When we're bombarded by the number of positive coronavirus tests and those who have died. The answer lies in our inability to be still and make sense of our feelings. This mindset is a reflection of America's hustle culture, where we must get the most out of every working minute. Sadly, sometimes this comes at the expense of our mental well-being.
For some, their jobs were lost, left with a future of uncertainty. While the essential workers selflessly do their part to protect and provide for others. We are fighting a battle with an invisible force that's changing the way we work, think, and play. Productivity is not a priority. This quarantine is not a paid vacation.
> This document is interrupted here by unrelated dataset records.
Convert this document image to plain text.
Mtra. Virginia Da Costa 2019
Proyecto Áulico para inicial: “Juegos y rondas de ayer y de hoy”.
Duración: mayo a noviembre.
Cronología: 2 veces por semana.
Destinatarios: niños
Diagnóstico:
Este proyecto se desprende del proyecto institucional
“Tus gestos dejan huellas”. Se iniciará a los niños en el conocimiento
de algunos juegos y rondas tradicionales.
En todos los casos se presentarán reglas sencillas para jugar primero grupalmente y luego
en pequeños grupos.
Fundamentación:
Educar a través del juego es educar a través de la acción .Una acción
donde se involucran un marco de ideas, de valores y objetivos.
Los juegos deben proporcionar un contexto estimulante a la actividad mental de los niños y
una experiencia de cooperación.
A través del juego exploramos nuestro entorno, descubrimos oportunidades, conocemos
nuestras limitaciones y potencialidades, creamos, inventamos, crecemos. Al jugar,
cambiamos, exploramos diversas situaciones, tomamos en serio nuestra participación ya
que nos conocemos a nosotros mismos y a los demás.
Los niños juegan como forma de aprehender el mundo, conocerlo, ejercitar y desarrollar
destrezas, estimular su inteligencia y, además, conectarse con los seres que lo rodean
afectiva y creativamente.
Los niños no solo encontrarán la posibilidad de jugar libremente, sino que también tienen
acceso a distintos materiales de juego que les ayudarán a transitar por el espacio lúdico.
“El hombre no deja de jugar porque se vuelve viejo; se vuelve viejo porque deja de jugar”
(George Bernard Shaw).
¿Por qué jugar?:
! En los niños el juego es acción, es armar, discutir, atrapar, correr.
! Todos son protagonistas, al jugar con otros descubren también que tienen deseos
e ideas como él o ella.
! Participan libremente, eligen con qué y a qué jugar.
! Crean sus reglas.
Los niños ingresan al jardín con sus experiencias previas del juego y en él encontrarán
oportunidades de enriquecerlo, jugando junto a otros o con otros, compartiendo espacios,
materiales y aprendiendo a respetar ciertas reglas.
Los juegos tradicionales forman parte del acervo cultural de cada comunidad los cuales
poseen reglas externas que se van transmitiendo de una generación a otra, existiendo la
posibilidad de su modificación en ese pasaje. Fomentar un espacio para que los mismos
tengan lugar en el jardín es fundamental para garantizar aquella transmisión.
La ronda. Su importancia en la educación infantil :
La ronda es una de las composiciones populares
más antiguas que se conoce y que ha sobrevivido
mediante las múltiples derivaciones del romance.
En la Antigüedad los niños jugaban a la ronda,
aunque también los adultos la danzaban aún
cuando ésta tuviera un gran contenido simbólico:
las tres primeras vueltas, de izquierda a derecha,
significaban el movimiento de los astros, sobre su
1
The sooner we realize this, the more gentle we'll become, recognizing the need for love and connection.
Our ability to produce is our identity. The Internet wants you to believe that you aren't doing enough. Like our world would come crashing down without constant output. What would happen if you did nothing? I promise taking a break from the computer or building out your next big course won't affect you. There's plenty you can do just for the fun of it.
Practice Gratitude Journaling
If there's anything that this virus has shown us, it's the fragility of life. Write about a time you were grateful for something a loved one did for you. Got out of bed this morning? Journal it! Have a clean bill of health? Journal it! Are you spending more time with your family? Journal it!
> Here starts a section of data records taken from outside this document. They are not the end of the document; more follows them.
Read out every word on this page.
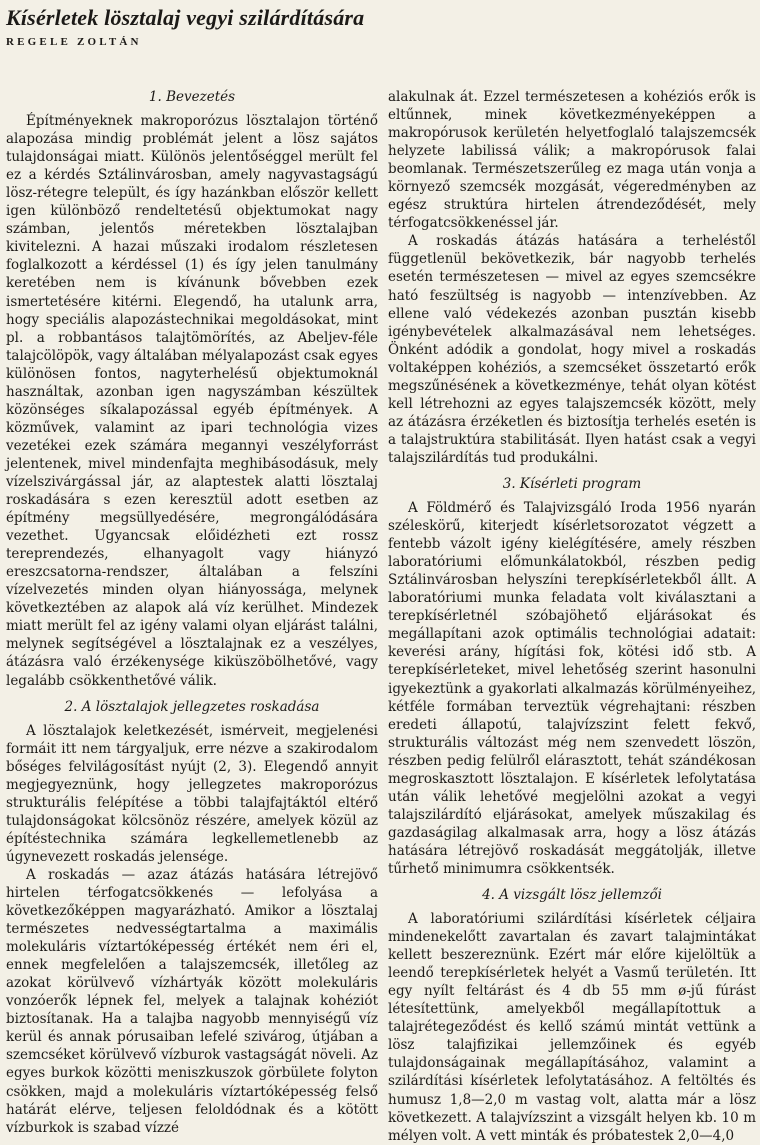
Kísérletek lösztalaj vegyi szilárdítására
REGELE ZOLTÁN
1. Bevezetés

Építményeknek makroporózus lösztalajon történő alapozása mindig problémát jelent a lösz sajátos tulajdonságai miatt. Különös jelentőséggel merült fel ez a kérdés Sztálinvárosban, amely nagyvastagságú lösz-rétegre települt, és így hazánkban először kellett igen különböző rendeltetésű objektumokat nagy számban, jelentős méretekben lösztalajban kivitelezni. A hazai műszaki irodalom részletesen foglalkozott a kérdéssel (1) és így jelen tanulmány keretében nem is kívánunk bővebben ezek ismertetésére kitérni. Elegendő, ha utalunk arra, hogy speciális alapozástechnikai megoldásokat, mint pl. a robbantásos talajtömörítés, az Abeljev-féle talajcölöpök, vagy általában mélyalapozást csak egyes különösen fontos, nagyterhelésű objektumoknál használtak, azonban igen nagyszámban készültek közönséges síkalapozással egyéb építmények. A közművek, valamint az ipari technológia vizes vezetékei ezek számára megannyi veszélyforrást jelentenek, mivel mindenfajta meghibásodásuk, mely vízelszivárgással jár, az alaptestek alatti lösztalaj roskadására s ezen keresztül adott esetben az építmény megsüllyedésére, megrongálódására vezethet. Ugyancsak előidézheti ezt rossz tereprendezés, elhanyagolt vagy hiányzó ereszcsatorna-rendszer, általában a felszíni vízelvezetés minden olyan hiányossága, melynek következtében az alapok alá víz kerülhet. Mindezek miatt merült fel az igény valami olyan eljárást találni, melynek segítségével a lösztalajnak ez a veszélyes, átázásra való érzékenysége kiküszöbölhetővé, vagy legalább csökkenthetővé válik.

2. A lösztalajok jellegzetes roskadása

A lösztalajok keletkezését, ismérveit, megjelenési formáit itt nem tárgyaljuk, erre nézve a szakirodalom bőséges felvilágosítást nyújt (2, 3). Elegendő annyit megjegyeznünk, hogy jellegzetes makroporózus strukturális felépítése a többi talajfajtáktól eltérő tulajdonságokat kölcsönöz részére, amelyek közül az építéstechnika számára legkellemetlenebb az úgynevezett roskadás jelensége.

A roskadás — azaz átázás hatására létrejövő hirtelen térfogatcsökkenés — lefolyása a következőképpen magyarázható. Amikor a lösztalaj természetes nedvességtartalma a maximális molekuláris víztartóképesség értékét nem éri el, ennek megfelelően a talajszemcsék, illetőleg az azokat körülvevő vízhártyák között molekuláris vonzóerők lépnek fel, melyek a talajnak kohéziót biztosítanak. Ha a talajba nagyobb mennyiségű víz kerül és annak pórusaiban lefelé szivárog, útjában a szemcséket körülvevő vízburok vastagságát növeli. Az egyes burkok közötti meniszkuszok görbülete folyton csökken, majd a molekuláris víztartóképesség felső határát elérve, teljesen feloldódnak és a kötött vízburkok is szabad vízzé

alakulnak át. Ezzel természetesen a kohéziós erők is eltűnnek, minek következményeképpen a makropórusok kerületén helyetfoglaló talajszemcsék helyzete labilissá válik; a makropórusok falai beomlanak. Természetszerűleg ez maga után vonja a környező szemcsék mozgását, végeredményben az egész struktúra hirtelen átrendeződését, mely térfogatcsökkenéssel jár.

A roskadás átázás hatására a terheléstől függetlenül bekövetkezik, bár nagyobb terhelés esetén természetesen — mivel az egyes szemcsékre ható feszültség is nagyobb — intenzívebben. Az ellene való védekezés azonban pusztán kisebb igénybevételek alkalmazásával nem lehetséges. Önként adódik a gondolat, hogy mivel a roskadás voltaképpen kohéziós, a szemcséket összetartó erők megszűnésének a következménye, tehát olyan kötést kell létrehozni az egyes talajszemcsék között, mely az átázásra érzéketlen és biztosítja terhelés esetén is a talajstruktúra stabilitását. Ilyen hatást csak a vegyi talajszilárdítás tud produkálni.

3. Kísérleti program

A Földmérő és Talajvizsgáló Iroda 1956 nyarán széleskörű, kiterjedt kísérletsorozatot végzett a fentebb vázolt igény kielégítésére, amely részben laboratóriumi előmunkálatokból, részben pedig Sztálinvárosban helyszíni terepkísérletekből állt. A laboratóriumi munka feladata volt kiválasztani a terepkísérletnél szóbajöhető eljárásokat és megállapítani azok optimális technológiai adatait: keverési arány, hígítási fok, kötési idő stb. A terepkísérleteket, mivel lehetőség szerint hasonulni igyekeztünk a gyakorlati alkalmazás körülményeihez, kétféle formában terveztük végrehajtani: részben eredeti állapotú, talajvízszint felett fekvő, strukturális változást még nem szenvedett löszön, részben pedig felülről elárasztott, tehát szándékosan megroskasztott lösztalajon. E kísérletek lefolytatása után válik lehetővé megjelölni azokat a vegyi talajszilárdító eljárásokat, amelyek műszakilag és gazdaságilag alkalmasak arra, hogy a lösz átázás hatására létrejövő roskadását meggátolják, illetve tűrhető minimumra csökkentsék.

4. A vizsgált lösz jellemzői

A laboratóriumi szilárdítási kísérletek céljaira mindenekelőtt zavartalan és zavart talajmintákat kellett beszereznünk. Ezért már előre kijelöltük a leendő terepkísérletek helyét a Vasmű területén. Itt egy nyílt feltárást és 4 db 55 mm ø-jű fúrást létesítettünk, amelyekből megállapítottuk a talajrétegeződést és kellő számú mintát vettünk a lösz talajfizikai jellemzőinek és egyéb tulajdonságainak megállapításához, valamint a szilárdítási kísérletek lefolytatásához. A feltöltés és humusz 1,8—2,0 m vastag volt, alatta már a lösz következett. A talajvízszint a vizsgált helyen kb. 10 m mélyen volt. A vett minták és próbatestek 2,0—4,0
Try Taking an Online Cooking Class
Instead of seeing cooking as a chore, you can view it as a fun activity. It relieves stress and reduces negative thinking. Author of Addicted to Stress, Debbie Mandel, says, "Cooking is a great destresser because it serves as a creative outlet. And while stress can numb your senses, cooking activates them."
Coloring for adults helps reduce anxiety. Research has proven that it can be used as a prelude to conventional therapy for many mental disorders.
Working out has nothing to do with reaching your fitness goals. Exercise produces endorphins, chemicals in the brain that act as natural painkillers, and also improve the ability to sleep, which in turn reduces stress. The best at-home workouts don't necessarily require a ton of equipment or any equipment at all.
I'm not asking you to stop working. Do what you need to do to feel good. I am asking you to not use productivity as a scapegoat for not living in the present. Now is the time to embrace the little things that have a lasting impact.
Flattening the curve of infection depends on us. Your only duty right now is to help fight this virus through social distancing. Remember, laughter is good for the soul; gratitude raises your vibrations; staying home can save lives, including yours. Please take care of yourself.